Inference: Consensus Trees¶
Infer majority-rule consensus trees from a set of gene trees with shared tips, then map edge/node summary statistics back onto a target tree.
This page documents:
toytree.infer.consensus_tree(...)toytree.infer.consensus_features(...)MultiTreewrappers.get_consensus_tree(...)and.get_consensus_features(...)
import toytree
import numpy as np
import pandas as pd
# Unrooted example tree set (shared tip names)
unrooted_newicks = [
"((a:1,b:1):3,(c:3,(d:2,e:2):1):1);",
"((a:1,b:1):3,(c:3,(d:2,e:2):1):1);",
"((a:1,b:1):3,(c:3,(d:2,e:2):1):1);",
"((a:1,b:1):3,(e:2,(c:3,d:2):1):1);",
"((a:1,b:1):3,(d:2,(c:3,e:2):1):1);",
"((d:2,(c:3,e:2):1),(a:1,b:1):3):1;",
]
unrooted_trees = toytree.mtree(unrooted_newicks)
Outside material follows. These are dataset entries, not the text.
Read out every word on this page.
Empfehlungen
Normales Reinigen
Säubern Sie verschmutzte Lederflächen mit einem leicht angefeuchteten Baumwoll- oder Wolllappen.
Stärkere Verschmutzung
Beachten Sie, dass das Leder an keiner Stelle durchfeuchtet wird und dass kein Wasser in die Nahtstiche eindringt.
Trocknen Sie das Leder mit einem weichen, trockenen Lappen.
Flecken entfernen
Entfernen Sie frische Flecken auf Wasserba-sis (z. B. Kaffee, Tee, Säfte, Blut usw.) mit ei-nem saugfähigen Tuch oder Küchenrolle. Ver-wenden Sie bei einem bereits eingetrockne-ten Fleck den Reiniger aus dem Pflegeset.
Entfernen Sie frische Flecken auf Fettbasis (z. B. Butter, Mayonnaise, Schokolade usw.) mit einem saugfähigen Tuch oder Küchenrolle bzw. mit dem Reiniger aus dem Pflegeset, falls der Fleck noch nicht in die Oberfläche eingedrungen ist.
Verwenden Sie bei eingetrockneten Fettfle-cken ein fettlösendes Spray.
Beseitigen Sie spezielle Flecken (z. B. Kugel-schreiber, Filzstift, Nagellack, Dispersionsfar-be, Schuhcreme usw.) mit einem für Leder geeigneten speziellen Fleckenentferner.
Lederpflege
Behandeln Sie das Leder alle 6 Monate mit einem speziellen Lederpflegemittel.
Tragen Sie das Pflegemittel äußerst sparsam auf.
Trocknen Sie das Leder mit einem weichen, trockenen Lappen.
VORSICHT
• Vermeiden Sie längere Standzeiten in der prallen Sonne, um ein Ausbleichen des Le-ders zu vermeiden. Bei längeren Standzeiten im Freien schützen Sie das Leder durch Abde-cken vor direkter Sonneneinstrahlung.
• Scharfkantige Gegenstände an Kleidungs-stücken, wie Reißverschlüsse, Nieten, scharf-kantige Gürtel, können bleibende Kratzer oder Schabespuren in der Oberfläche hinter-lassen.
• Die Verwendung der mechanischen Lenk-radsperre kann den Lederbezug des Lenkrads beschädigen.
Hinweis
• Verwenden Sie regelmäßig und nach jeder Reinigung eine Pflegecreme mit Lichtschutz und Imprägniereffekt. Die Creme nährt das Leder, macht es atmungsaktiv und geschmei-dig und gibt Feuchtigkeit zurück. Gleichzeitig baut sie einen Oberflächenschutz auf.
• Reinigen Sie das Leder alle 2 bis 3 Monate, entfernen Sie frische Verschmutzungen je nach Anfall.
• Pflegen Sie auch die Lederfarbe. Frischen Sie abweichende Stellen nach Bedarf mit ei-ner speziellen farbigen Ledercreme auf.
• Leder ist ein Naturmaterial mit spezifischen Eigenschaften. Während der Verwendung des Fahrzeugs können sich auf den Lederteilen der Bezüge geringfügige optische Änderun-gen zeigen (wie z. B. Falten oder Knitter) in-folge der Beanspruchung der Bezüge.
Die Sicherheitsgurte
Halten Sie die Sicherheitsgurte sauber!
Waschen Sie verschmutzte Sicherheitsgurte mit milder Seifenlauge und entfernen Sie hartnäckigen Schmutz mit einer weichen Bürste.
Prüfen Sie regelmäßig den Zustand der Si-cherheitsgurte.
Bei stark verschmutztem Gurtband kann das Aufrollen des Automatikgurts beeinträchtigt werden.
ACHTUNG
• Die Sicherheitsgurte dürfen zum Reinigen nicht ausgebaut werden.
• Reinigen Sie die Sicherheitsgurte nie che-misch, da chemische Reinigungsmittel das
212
# Rooted ultrametric example tree set
rooted_newicks = [
"((a:1,b:1):3,(c:3,(d:2,e:2):1):1);",
"((a:1,b:1):3,(c:3,(d:2,e:2):1):1);",
"((a:1,b:1):3,(c:3,(d:2,e:2):1):1);",
"((a:1,b:1):3,(e:3,(c:2,d:2):1):1);",
"((a:1,b:1):3,(d:3,(c:2,e:2):1):1);",
"((a:1,b:1):4,(d:3,(c:2,e:2):1):2);",
]
rooted_trees = toytree.mtree(rooted_newicks)
Input Requirements¶
Consensus inference requires that all input trees contain the same set of tip names.
ultrametric=True in feature mapping additionally requires the source trees to be rooted and ultrametric.
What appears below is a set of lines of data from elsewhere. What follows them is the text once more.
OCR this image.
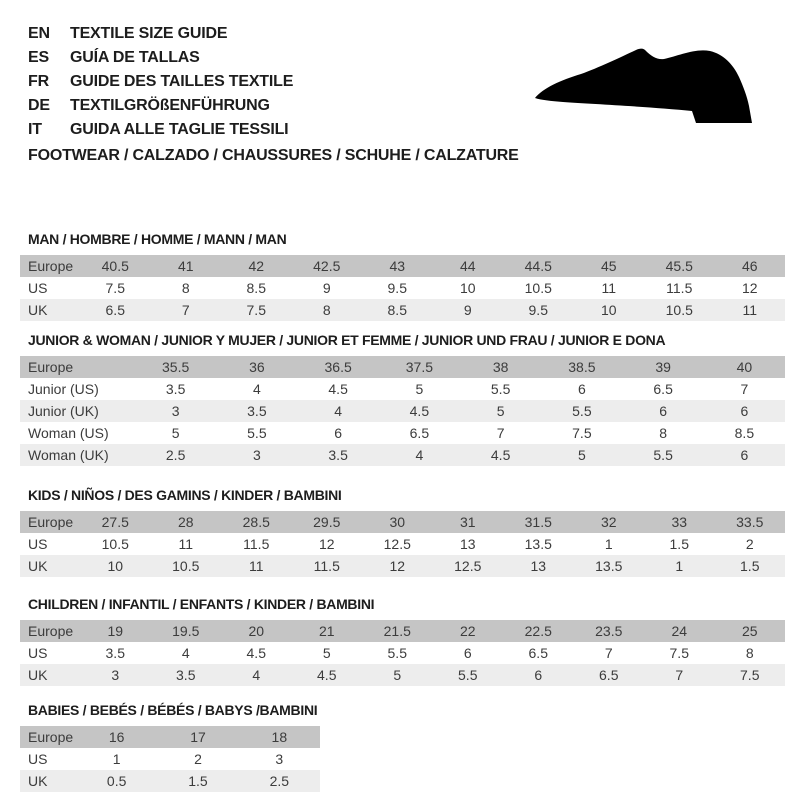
EN	TEXTILE SIZE GUIDE
ES	GUÍA DE TALLAS
FR	GUIDE DES TAILLES TEXTILE
DE	TEXTILGRÖßENFÜHRUNG
IT	GUIDA ALLE TAGLIE TESSILI
FOOTWEAR / CALZADO / CHAUSSURES / SCHUHE / CALZATURE
MAN / HOMBRE / HOMME / MANN / MAN
Europe	40.5	41	42	42.5	43	44	44.5	45	45.5	46
US	7.5	8	8.5	9	9.5	10	10.5	11	11.5	12
UK	6.5	7	7.5	8	8.5	9	9.5	10	10.5	11
JUNIOR & WOMAN / JUNIOR Y MUJER / JUNIOR ET FEMME / JUNIOR UND FRAU / JUNIOR E DONA
Europe	35.5	36	36.5	37.5	38	38.5	39	40
Junior (US)	3.5	4	4.5	5	5.5	6	6.5	7
Junior (UK)	3	3.5	4	4.5	5	5.5	6	6
Woman (US)	5	5.5	6	6.5	7	7.5	8	8.5
Woman (UK)	2.5	3	3.5	4	4.5	5	5.5	6
KIDS / NIÑOS / DES GAMINS / KINDER / BAMBINI
Europe	27.5	28	28.5	29.5	30	31	31.5	32	33	33.5
US	10.5	11	11.5	12	12.5	13	13.5	1	1.5	2
UK	10	10.5	11	11.5	12	12.5	13	13.5	1	1.5
CHILDREN / INFANTIL / ENFANTS / KINDER / BAMBINI
Europe	19	19.5	20	21	21.5	22	22.5	23.5	24	25
US	3.5	4	4.5	5	5.5	6	6.5	7	7.5	8
UK	3	3.5	4	4.5	5	5.5	6	6.5	7	7.5
BABIES / BEBÉS / BÉBÉS / BABYS /BAMBINI
Europe	16	17	18
US	1	2	3
UK	0.5	1.5	2.5
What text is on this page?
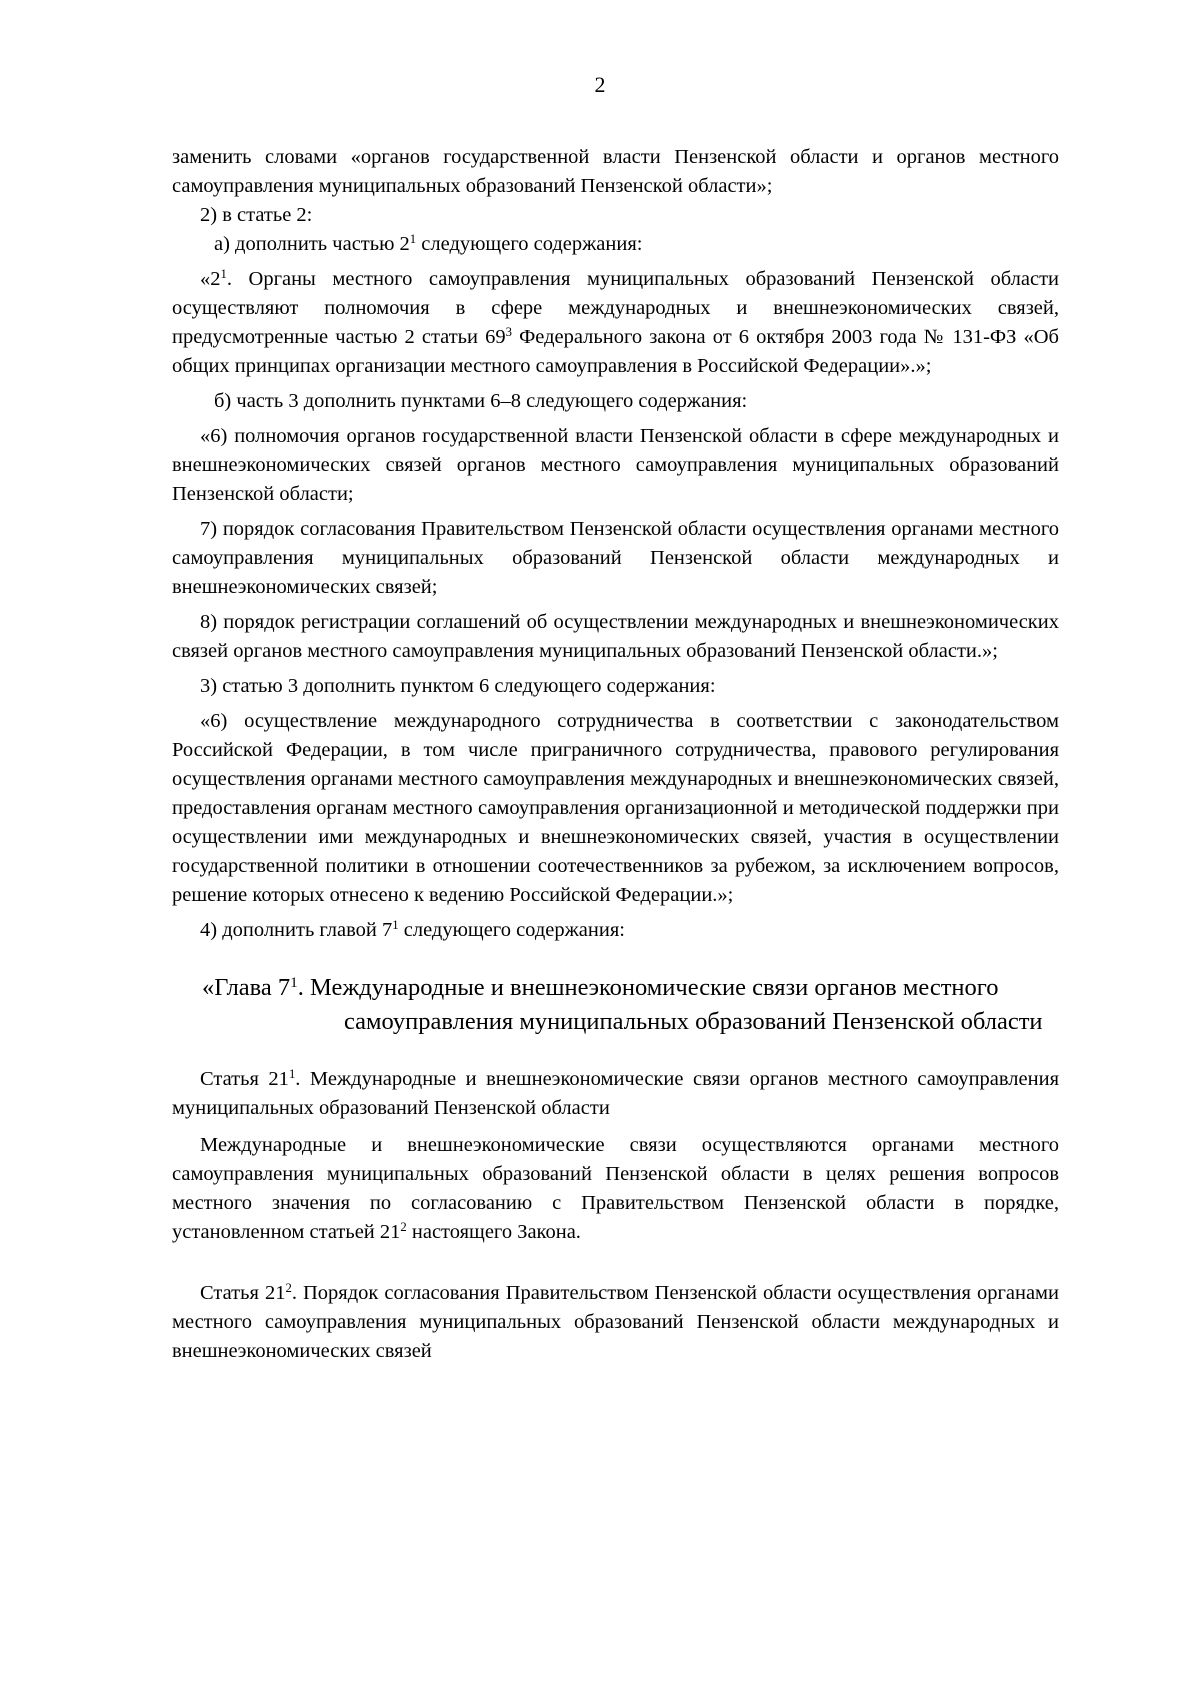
2

заменить словами «органов государственной власти Пензенской области и органов местного самоуправления муниципальных образований Пензенской области»;

2) в статье 2:

а) дополнить частью $2^1$ следующего содержания:

«$2^1$. Органы местного самоуправления муниципальных образований Пензенской области осуществляют полномочия в сфере международных и внешнеэкономических связей, предусмотренные частью 2 статьи $69^3$ Федерального закона от 6 октября 2003 года № 131-ФЗ «Об общих принципах организации местного самоуправления в Российской Федерации».»;

б) часть 3 дополнить пунктами 6–8 следующего содержания:

«6) полномочия органов государственной власти Пензенской области в сфере международных и внешнеэкономических связей органов местного самоуправления муниципальных образований Пензенской области;

7) порядок согласования Правительством Пензенской области осуществления органами местного самоуправления муниципальных образований Пензенской области международных и внешнеэкономических связей;

8) порядок регистрации соглашений об осуществлении международных и внешнеэкономических связей органов местного самоуправления муниципальных образований Пензенской области.»;

3) статью 3 дополнить пунктом 6 следующего содержания:

«6) осуществление международного сотрудничества в соответствии с законодательством Российской Федерации, в том числе приграничного сотрудничества, правового регулирования осуществления органами местного самоуправления международных и внешнеэкономических связей, предоставления органам местного самоуправления организационной и методической поддержки при осуществлении ими международных и внешнеэкономических связей, участия в осуществлении государственной политики в отношении соотечественников за рубежом, за исключением вопросов, решение которых отнесено к ведению Российской Федерации.»;

4) дополнить главой $7^1$ следующего содержания:

«Глава $7^1$. Международные и внешнеэкономические связи органов местного самоуправления муниципальных образований Пензенской области

Статья $21^1$. Международные и внешнеэкономические связи органов местного самоуправления муниципальных образований Пензенской области

Международные и внешнеэкономические связи осуществляются органами местного самоуправления муниципальных образований Пензенской области в целях решения вопросов местного значения по согласованию с Правительством Пензенской области в порядке, установленном статьей $21^2$ настоящего Закона.

Статья $21^2$. Порядок согласования Правительством Пензенской области осуществления органами местного самоуправления муниципальных образований Пензенской области международных и внешнеэкономических связей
# quick check: all unrooted example trees have aligned tip sets
[t.get_tip_labels() for t in unrooted_trees[:2]]
consensus_tree: topology and support¶
min_freq controls the minimum split frequency needed to keep a clade in the consensus.
ctree_00 = toytree.infer.consensus_tree(unrooted_trees, min_freq=0.0)
ctree_00.draw(layout="un", node_labels="support", node_as_edge_data=True, node_sizes=12, width=360, height=320)
ctree_05 = toytree.infer.consensus_tree(unrooted_trees, min_freq=0.5)
ctree_05.draw(layout="un", node_labels="support", node_as_edge_data=True, node_sizes=12, width=360, height=320)
Consensus Output Fields¶
By default, consensus inference stores support and distance summaries on the returned tree.
| Field | Meaning |
|---|---|
support |
Proportion of source trees containing the clade/split |
dist_mean |
Mean mapped edge distance |
dist_median |
Median mapped edge distance |
dist_std |
Standard deviation of mapped edge distance |
dist_min |
Minimum mapped edge distance |
dist_max |
Maximum mapped edge distance |
dist_range |
dist_max - dist_min |
dist_count |
Number of mapped values used for summaries |
ctree_05.get_node_data().head(10)
consensus_features: default mapping¶
By default this maps support + dist summaries from the source tree set onto a target tree.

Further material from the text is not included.